Abstract 5803: Interaction of Docking Protein Gab1 With Tyrosine Phosphatase SHP2 Regulates Hepatocyte Growth Factor-dependent ERK5 Activation and Upregulation of KLF2 in the Vascular Endothelium

Abstract

Background : Docking protein Gab1 has been reported to have crucial roles for activation of both mitogen-acitvated protein kinase and AKT downstream of various receptor tyrosine kinases. In the last scientific session, we reported that endothelium-specific Gab1 knockout mice (Gab1ECKO) displayed severe limb necrosis after operatively-induced hindlimb ischemia (HLI) due to the defect of angiogenic response. We also reported that Gab1 was essential for activation of both extracellular signal-regulated kinase 1/2 (ERK1/2) via tyrosine phosphatase SHP2 and AKT via PI3-kinase p85 subunit in human umbilical vein endothelial cells (HUVECs) in response to hepatocyte growth factor (HGF), respectively. Here, we investigated the downstream target of the HGF/Met/Gab1-dependent signaling pathway responsible for the maintenance of endothelium. Methods and Results : We examined the effect of adenovirus-mediated overexpression of β -galactosidase ( β -gal), wild-type Gab1 (Gab1 WT ), or mutated Gab1 which can’t bind with SHP2 (Gab1 ΔSHP2 ) or p85 (Gab1 Δp85 ) on the activation of downstream signaling pathways in HUVECs.
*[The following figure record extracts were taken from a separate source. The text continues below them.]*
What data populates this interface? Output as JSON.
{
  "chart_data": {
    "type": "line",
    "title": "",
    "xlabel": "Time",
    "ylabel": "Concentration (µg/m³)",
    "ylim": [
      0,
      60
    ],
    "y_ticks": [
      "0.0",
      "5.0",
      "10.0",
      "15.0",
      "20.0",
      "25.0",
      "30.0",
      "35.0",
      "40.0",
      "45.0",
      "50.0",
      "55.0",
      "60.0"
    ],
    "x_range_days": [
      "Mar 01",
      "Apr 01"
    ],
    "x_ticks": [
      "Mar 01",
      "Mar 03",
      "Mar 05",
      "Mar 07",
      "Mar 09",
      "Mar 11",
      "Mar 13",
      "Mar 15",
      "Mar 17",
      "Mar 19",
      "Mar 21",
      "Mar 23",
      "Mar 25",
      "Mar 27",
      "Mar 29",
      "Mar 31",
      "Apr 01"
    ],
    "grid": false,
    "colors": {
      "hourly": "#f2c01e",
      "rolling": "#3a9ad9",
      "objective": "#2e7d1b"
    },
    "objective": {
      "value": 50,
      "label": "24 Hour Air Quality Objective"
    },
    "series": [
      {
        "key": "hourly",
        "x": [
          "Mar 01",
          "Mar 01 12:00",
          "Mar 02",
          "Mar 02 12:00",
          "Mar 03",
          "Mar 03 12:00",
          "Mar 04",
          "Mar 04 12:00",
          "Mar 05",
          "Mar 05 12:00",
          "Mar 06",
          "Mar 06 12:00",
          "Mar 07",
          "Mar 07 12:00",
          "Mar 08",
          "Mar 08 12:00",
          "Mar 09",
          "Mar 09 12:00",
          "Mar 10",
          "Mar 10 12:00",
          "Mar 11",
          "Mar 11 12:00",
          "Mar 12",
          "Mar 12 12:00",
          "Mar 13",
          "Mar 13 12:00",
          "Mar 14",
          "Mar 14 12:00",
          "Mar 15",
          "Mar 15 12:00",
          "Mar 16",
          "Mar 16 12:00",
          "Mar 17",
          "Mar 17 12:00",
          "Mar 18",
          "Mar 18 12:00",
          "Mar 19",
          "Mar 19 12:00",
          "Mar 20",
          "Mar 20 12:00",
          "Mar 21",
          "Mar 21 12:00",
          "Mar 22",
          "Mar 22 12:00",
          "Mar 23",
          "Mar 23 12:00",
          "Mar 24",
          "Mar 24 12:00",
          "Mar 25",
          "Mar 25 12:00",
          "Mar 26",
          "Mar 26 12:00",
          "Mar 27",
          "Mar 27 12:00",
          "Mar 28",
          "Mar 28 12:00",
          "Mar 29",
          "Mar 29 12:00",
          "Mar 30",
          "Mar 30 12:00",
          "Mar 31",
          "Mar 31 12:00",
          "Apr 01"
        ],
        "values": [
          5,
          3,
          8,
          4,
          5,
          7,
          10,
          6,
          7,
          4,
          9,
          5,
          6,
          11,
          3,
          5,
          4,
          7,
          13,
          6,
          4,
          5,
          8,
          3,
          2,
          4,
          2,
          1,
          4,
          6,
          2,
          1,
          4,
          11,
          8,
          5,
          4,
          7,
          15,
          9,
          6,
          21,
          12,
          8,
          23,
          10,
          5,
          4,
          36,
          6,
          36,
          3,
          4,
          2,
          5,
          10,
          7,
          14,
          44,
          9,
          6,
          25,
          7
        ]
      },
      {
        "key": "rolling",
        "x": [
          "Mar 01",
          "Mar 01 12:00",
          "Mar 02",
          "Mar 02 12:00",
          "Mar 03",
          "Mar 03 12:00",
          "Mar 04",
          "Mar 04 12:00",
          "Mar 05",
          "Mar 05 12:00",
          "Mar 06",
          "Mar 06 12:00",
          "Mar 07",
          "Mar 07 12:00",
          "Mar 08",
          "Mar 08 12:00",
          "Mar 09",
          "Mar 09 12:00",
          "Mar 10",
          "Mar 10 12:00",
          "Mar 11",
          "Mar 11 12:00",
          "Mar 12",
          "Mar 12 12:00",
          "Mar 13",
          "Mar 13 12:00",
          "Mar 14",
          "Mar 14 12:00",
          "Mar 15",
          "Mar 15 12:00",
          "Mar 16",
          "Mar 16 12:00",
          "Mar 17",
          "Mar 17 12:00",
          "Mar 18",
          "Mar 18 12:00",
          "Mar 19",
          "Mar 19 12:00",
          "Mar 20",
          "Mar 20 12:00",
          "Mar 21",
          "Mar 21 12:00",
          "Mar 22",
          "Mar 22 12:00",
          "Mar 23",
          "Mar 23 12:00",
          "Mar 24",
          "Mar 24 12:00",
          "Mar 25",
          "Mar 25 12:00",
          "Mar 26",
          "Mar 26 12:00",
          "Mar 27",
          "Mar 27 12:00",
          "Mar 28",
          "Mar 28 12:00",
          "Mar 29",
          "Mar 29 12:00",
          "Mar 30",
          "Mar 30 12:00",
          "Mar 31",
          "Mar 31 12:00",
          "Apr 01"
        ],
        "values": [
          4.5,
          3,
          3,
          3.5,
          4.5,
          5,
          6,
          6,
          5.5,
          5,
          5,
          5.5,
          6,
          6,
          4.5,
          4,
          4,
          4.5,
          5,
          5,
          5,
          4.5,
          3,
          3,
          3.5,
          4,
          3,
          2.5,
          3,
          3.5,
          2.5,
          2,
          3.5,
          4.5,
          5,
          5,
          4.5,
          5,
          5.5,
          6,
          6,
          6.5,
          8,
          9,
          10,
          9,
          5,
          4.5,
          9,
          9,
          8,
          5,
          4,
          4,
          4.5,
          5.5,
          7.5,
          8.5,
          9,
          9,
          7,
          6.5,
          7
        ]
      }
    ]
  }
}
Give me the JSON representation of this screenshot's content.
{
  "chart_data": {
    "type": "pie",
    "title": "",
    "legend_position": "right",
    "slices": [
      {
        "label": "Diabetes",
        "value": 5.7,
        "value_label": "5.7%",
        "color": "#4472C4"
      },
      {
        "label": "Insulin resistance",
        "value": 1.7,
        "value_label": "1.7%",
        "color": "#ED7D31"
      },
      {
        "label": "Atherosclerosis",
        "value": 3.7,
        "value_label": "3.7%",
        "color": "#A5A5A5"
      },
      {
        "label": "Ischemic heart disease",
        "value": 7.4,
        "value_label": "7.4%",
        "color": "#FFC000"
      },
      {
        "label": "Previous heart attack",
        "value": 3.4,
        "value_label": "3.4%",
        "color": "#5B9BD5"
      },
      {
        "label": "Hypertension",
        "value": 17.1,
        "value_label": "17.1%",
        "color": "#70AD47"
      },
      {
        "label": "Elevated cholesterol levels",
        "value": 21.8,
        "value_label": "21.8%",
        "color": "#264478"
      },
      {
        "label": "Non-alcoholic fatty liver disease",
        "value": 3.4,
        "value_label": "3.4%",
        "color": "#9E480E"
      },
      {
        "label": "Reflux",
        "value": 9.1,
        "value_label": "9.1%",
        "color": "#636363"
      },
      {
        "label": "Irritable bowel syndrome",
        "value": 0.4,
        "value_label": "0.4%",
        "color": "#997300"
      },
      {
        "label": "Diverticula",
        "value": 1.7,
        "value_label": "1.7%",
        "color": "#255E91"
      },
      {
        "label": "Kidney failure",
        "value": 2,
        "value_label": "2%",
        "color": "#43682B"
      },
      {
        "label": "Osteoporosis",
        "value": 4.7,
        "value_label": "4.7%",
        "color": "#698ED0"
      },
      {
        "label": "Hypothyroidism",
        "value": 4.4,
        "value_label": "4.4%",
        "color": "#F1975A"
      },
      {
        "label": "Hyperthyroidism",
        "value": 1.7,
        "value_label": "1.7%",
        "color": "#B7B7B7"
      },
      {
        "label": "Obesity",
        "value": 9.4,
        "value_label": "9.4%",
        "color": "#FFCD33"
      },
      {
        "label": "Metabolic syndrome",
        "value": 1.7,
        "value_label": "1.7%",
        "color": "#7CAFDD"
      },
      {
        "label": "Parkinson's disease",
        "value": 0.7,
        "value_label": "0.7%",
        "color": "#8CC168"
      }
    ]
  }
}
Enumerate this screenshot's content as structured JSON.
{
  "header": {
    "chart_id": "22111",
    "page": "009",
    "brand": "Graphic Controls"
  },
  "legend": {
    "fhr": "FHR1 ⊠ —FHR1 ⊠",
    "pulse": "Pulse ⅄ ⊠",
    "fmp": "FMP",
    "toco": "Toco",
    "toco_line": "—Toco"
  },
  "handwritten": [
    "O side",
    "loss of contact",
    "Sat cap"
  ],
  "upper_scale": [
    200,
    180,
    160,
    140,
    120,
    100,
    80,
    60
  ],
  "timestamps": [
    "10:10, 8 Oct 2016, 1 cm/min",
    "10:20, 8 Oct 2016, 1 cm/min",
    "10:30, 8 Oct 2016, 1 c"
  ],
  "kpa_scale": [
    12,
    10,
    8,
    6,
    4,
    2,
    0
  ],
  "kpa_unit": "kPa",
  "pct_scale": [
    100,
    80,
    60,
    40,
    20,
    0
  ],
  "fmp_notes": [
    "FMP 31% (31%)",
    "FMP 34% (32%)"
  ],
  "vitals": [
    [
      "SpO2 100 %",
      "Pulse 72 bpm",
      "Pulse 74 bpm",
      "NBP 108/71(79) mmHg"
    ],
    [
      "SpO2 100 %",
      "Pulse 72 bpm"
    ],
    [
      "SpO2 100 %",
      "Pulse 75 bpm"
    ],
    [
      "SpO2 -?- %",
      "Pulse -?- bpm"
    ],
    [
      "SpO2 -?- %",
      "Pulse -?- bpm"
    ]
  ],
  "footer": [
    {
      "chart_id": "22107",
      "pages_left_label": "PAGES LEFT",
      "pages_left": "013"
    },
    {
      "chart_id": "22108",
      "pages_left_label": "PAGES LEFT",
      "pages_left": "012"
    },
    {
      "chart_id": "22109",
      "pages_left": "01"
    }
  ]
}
HGF-induced activation of both ERK1/2 and ERK5 was enhanced in the HUVECs expressing Gab1 WT or Gab1 Δp85 , but abrogated in those expressing Gab1 ΔSHP2 , compared with control cells expressing β -gal. HGF-induced AKT activation was specifically attenuated in cells expressing Gab1 Δp85 , compared with other three groups. Using DNA microarray analysis, we found that the stimulation with HGF upregulated the expression of Kruppel-like factor 2 (KLF2), a crucial transcriptional factor for endothelial maintenance, and thrombomodulin, a well-known target gene of KLF2, through interaction of Gab1 with SHP2 in HUVECs. Next, we examined the involvement of MEK5-ERK5 pathway for the KLF2 gene expression. HGF-dependent upregulation of KLF2 was almost abrogated by the adenoviral overexpression of either dominant-negative MEK5 or dominant-negative ERK5 in HUVECs. Furthermore, the expression of KLF2 and TM in the endothelium was significantly decreased in the Gab1ECKO, compared with control after HLI. Conclusion : Interaction of Gab1 with SHP2 is essential for both activation of ERK5 and upregulation of KLF2 in response to HGF in the endothelium.